Saginur R, Odell P F, Poliquin J F
Department of Medicine, Ottawa Civic Hospital, Ontario, Canada.
J Otolaryngol. 1988 Apr;17(2):78-80.
A randomized, placebo-controlled, double-blinded trial of cefamandole in the prophylaxis of infection after major head and neck surgery was performed.
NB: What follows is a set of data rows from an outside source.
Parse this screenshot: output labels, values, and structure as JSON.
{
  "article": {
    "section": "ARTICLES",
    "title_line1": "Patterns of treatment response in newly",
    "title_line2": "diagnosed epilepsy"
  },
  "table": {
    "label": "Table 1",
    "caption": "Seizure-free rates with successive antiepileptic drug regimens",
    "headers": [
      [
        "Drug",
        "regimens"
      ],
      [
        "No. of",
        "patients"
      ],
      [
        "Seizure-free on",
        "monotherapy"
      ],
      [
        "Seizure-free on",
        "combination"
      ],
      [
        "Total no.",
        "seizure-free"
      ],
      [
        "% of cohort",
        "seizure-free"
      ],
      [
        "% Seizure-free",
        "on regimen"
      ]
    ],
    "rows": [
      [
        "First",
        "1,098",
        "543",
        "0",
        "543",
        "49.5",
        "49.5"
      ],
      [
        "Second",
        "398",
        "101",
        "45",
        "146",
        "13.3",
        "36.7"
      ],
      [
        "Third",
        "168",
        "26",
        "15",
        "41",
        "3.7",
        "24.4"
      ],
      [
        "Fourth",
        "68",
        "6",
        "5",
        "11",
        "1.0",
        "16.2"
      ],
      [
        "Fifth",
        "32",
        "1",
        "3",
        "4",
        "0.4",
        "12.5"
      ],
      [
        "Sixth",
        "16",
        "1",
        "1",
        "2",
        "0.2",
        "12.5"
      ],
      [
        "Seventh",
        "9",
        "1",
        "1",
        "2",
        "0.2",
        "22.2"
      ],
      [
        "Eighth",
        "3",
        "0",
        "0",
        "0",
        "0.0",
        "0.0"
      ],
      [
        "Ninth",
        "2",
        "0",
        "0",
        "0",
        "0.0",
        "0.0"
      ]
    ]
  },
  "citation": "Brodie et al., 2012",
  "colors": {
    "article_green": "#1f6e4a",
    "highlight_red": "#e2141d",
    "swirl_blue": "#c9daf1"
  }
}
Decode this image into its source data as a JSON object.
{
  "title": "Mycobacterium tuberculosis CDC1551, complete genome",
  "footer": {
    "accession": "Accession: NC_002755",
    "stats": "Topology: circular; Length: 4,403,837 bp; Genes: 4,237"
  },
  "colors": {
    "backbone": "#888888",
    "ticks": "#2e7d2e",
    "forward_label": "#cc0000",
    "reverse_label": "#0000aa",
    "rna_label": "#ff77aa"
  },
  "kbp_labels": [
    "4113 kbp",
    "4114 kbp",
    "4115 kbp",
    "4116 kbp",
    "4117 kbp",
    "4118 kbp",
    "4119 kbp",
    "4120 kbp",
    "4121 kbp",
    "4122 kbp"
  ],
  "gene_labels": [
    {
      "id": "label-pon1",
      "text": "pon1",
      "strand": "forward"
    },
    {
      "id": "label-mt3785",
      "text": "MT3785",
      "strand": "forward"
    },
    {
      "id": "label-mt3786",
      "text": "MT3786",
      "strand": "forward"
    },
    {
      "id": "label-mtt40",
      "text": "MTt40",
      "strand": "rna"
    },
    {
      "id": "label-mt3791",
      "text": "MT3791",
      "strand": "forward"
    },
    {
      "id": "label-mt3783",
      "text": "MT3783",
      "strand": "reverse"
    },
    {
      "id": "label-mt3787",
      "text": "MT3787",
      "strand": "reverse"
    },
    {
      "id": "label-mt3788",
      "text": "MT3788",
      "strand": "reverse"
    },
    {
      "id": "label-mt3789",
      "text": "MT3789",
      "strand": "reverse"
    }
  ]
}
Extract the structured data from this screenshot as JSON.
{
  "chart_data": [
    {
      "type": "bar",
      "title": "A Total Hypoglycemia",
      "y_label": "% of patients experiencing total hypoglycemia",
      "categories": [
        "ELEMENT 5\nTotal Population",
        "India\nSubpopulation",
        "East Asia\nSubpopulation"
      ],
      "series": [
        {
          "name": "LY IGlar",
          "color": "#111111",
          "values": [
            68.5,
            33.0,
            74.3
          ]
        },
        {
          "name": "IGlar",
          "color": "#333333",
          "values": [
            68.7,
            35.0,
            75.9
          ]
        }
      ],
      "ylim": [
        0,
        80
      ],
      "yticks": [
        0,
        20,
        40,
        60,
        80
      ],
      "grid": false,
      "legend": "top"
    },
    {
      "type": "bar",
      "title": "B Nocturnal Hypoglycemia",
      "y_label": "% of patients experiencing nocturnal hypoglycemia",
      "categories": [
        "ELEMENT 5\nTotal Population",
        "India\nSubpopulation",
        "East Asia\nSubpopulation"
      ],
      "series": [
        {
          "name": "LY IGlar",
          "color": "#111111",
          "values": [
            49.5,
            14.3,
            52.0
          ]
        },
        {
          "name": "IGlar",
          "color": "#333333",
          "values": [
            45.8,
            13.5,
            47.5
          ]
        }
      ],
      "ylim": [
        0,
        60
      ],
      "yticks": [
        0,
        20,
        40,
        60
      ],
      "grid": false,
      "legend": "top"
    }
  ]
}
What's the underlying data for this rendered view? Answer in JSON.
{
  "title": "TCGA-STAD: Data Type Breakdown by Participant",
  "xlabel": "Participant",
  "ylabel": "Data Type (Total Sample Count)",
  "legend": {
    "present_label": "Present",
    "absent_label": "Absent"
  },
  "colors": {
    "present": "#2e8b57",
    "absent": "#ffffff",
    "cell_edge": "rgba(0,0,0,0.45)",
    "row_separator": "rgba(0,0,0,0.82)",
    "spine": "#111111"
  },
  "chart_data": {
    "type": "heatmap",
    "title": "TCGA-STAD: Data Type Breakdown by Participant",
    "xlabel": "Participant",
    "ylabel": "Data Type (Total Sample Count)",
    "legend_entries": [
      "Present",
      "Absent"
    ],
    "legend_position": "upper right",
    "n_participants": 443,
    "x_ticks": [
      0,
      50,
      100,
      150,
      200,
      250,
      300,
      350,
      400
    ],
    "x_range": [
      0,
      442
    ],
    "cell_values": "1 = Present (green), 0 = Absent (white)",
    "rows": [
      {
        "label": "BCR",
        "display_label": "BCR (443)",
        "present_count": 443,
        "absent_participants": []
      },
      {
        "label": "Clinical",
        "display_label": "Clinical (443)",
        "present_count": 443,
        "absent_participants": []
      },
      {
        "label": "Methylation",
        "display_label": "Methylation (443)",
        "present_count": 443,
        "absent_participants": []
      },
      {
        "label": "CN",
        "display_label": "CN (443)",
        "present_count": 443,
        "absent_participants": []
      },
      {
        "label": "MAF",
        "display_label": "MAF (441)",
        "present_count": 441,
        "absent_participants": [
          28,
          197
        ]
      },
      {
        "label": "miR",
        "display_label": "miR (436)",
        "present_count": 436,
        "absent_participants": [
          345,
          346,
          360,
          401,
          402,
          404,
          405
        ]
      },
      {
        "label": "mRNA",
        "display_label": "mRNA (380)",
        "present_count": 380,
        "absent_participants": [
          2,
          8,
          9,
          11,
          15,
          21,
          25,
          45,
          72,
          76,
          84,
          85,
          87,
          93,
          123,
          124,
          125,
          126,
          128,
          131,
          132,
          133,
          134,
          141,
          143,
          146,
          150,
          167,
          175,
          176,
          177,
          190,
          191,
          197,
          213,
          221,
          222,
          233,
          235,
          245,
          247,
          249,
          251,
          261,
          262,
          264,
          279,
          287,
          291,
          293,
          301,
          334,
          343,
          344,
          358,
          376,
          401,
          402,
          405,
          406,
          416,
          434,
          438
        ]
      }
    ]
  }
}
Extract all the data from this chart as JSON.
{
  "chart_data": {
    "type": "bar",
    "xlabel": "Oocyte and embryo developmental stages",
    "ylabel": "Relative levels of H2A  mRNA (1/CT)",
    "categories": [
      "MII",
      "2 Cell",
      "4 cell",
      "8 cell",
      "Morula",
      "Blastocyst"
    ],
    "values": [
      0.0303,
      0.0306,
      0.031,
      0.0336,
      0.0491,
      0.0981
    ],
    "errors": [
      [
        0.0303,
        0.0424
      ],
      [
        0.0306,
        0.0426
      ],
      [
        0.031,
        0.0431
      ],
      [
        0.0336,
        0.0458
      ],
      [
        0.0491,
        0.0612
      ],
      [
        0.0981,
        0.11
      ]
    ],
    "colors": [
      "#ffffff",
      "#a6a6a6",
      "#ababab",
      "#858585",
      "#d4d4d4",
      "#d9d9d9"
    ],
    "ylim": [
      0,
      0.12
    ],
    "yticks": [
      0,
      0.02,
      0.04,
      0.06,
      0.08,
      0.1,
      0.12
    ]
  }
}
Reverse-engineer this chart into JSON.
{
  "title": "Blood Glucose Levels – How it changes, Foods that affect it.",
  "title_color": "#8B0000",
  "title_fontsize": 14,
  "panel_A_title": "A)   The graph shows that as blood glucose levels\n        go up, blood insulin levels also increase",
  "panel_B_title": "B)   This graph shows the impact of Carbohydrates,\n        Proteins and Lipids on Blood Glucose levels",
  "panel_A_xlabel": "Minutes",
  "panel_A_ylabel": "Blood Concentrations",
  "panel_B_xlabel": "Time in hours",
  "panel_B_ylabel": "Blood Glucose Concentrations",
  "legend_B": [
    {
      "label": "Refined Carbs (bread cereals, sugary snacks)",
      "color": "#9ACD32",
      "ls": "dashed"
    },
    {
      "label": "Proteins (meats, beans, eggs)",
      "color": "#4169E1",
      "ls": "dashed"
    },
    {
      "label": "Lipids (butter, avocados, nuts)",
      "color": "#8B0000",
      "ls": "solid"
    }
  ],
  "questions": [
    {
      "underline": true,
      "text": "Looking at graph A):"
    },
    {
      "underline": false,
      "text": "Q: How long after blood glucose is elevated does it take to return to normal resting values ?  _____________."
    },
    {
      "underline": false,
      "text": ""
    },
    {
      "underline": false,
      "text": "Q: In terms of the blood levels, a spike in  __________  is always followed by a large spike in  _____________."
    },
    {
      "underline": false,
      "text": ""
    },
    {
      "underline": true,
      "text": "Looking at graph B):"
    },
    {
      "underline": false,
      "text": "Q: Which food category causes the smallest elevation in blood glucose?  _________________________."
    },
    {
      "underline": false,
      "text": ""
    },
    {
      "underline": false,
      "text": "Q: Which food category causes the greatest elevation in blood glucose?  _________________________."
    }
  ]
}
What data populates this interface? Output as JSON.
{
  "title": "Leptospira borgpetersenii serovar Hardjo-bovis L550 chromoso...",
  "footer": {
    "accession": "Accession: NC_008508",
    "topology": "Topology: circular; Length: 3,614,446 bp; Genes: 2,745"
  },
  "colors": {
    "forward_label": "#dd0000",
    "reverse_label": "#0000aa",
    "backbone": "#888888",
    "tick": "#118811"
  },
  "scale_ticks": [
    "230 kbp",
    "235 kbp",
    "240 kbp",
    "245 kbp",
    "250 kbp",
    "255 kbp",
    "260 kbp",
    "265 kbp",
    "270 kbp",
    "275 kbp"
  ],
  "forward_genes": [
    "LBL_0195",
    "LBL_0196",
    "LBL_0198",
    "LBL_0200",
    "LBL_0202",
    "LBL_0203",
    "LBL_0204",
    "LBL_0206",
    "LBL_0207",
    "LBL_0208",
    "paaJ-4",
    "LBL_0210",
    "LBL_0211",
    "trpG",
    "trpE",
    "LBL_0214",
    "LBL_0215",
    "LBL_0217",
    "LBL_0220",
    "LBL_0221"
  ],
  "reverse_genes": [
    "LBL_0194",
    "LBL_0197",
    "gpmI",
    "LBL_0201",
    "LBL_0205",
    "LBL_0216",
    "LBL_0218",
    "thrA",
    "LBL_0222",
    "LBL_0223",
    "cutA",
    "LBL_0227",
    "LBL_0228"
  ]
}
Patients were given the drug on call to the operating room, and again four and eight hours after the initial dose. Twenty of 25 patients were evaluable. Wound infection developed in five of nine placebo recipients (55%), and three of 11 (33%) receiving cefamandole. Mean duration of hospitalization was 91.1 days in the placebo group, 34.3 in the cefamandole group (p less than 0.05). The study was stopped because of excessive morbidity in the placebo group. Cefamandole decreases the duration of hospitalization following major head and neck cancer surgery.
开展了一项关于头孢孟多预防头颈部大手术后感染的随机、安慰剂对照、双盲试验。患者在接到手术室通知时给药,初始剂量给药后4小时和8小时再各给药一次。25例患者中有20例可进行评估。9例接受安慰剂的患者中有5例(55%)发生伤口感染,11例接受头孢孟多的患者中有3例(33%)发生伤口感染。安慰剂组的平均住院时间为91.1天,头孢孟多组为34.3天(p<0.05)。由于安慰剂组的发病率过高,该研究提前终止。头孢孟多可缩短头颈部癌症大手术后的住院时间。